Adams stays in media firing line with verdict on shooting
Sinn Fein president Gerry Adams prompted fresh controversy yesterday as he side-stepped questions about this week's swoop on an IRA explosives cache, insisting he was simply "very pleased that only one person was killed".
Mr Adams pressed ahead with his London visit, despite his decision to pull out of a Commons meeting with Labour backbenchers Jeremy Corbyn and Tony Benn. The Sinn Fein leader did meet the MPs at a venue outside the Commons and posed for cameras on the green in front of Parliament.
Mr Adams held a news conference in the Irish Centre in Camden, north London, instead. He admitted he had nearly pulled out of news conferences and book-launches in Dublin and Belfast as well as in London because of what happened earlier this week. "I am quite sensitive that, at a time when a young man has been killed in quite controversial circumstances in London, that I have other priorities," he said.

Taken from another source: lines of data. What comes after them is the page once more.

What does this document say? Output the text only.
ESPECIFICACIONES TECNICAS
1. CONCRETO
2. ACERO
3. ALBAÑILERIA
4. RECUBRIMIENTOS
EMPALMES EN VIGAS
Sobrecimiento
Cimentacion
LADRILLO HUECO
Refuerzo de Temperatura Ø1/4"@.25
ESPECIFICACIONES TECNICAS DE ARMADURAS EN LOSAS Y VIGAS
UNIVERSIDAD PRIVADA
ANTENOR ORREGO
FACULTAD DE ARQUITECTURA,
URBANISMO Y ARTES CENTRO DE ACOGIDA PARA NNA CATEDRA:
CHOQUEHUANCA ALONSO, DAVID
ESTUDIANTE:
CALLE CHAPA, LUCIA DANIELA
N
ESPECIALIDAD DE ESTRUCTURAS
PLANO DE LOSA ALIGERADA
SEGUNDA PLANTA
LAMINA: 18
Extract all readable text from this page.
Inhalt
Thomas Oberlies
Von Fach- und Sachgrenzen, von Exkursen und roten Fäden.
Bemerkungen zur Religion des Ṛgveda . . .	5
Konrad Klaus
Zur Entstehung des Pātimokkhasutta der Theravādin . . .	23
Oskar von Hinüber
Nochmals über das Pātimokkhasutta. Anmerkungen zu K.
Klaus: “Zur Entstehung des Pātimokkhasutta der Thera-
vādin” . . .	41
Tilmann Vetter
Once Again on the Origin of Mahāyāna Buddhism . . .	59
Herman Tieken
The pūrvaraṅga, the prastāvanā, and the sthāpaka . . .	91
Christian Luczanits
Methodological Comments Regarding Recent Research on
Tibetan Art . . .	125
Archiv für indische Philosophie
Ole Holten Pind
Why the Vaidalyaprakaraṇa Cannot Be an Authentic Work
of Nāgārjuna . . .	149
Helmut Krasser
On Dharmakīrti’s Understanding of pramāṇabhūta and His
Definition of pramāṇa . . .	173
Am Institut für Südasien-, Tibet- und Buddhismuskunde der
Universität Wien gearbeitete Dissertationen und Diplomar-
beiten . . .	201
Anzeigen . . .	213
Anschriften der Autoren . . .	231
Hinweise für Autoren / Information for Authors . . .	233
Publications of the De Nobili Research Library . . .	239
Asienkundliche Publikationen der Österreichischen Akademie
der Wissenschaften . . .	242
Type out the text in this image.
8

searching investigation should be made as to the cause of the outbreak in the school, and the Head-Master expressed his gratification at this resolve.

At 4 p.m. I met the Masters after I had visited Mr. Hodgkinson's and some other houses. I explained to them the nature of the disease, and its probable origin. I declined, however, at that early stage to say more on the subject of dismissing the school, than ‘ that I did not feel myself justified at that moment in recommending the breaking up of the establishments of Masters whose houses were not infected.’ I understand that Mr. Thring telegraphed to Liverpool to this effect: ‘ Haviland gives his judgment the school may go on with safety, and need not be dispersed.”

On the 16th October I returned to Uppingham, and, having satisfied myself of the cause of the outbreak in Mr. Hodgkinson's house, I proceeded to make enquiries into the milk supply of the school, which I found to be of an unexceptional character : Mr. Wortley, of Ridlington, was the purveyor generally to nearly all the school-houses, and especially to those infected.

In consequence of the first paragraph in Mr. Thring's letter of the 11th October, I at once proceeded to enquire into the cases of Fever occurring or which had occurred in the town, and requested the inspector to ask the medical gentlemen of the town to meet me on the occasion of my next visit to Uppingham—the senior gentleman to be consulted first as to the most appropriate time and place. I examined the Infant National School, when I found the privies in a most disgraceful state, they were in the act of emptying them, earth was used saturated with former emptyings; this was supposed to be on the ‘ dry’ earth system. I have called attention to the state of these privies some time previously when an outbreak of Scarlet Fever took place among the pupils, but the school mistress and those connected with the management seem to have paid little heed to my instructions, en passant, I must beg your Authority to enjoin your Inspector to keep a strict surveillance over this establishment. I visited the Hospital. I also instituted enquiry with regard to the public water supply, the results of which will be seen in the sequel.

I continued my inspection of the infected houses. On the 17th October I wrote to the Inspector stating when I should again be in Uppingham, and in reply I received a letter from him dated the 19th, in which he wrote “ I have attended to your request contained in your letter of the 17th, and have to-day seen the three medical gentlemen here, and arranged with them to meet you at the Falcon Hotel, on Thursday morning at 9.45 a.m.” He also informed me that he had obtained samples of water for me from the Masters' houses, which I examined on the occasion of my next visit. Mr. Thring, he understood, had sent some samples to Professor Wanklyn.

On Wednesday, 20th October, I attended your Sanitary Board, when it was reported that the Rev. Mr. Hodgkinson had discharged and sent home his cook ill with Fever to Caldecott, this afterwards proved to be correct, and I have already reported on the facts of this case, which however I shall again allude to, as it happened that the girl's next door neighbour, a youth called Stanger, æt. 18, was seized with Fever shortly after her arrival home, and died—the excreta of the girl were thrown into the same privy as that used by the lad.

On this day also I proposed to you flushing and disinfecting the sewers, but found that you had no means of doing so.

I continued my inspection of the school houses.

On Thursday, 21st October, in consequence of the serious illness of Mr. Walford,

His suggestion that he was "very pleased that only one person was killed" in the security forces swoop on suspected IRA terrorists earlier this week came in response to a question about whether he welcomed the seizure of 10 tons of explosives.
"I think that in all of this you can look at a particular incident. We need to look at the larger position," he said.
He said he had never met Diarmuid O'Neill - the suspected terrorist who was killed - but repeated his call for questions to be answered about the circumstances of his death.
Mr Corbyn broke a silence that had lasted several days today when he told BBC Radio 4's World at One that he had been surprised at all the fuss over the planned Commons meeting with the Sinn Fein President.
"Gerry Adams has been into the building before and, if there's to be a peace process in Ireland, clearly it has got to involve Sinn Fein and Gerry Adams," he said. "Tony Benn and myself expected to have a private meeting in the House of Commons. Somebody decided to make that public.
"It then became a public furore. I thought the meeting should go ahead anyway, but I heard with a phone call at 6.30am from Gerry Adams's personal assistant that the meeting was not going to take place there because he didn't want to continue with the problems being caused."
The republican movement yesterday refrained from claiming Diarmuid O'Neill as a member of the IRA, referring to him in its weekly publication, Republican News, simply as "an Irishman." Instead, the news-sheet concentrated on alleging he had died in "an elaborate shoot-to-kill operation". It announced that a protest picket would be held at Downing Street on Sunday.
Republican News declared: "The killers riddled their victim with bullets and dragged his body from his home. When their deed was done they fed the media the story that the young man had been killed in a gunbattle and that shots had been exchanged.
"Virtually all the media in Britain and Ireland on Monday and Tuesday, in the crucial hours after the killing, dutifully carried this story."
The incident is being compared by republicans to the incident in Gibraltar in 1988 when SAS soldiers shot dead three unarmed IRA members.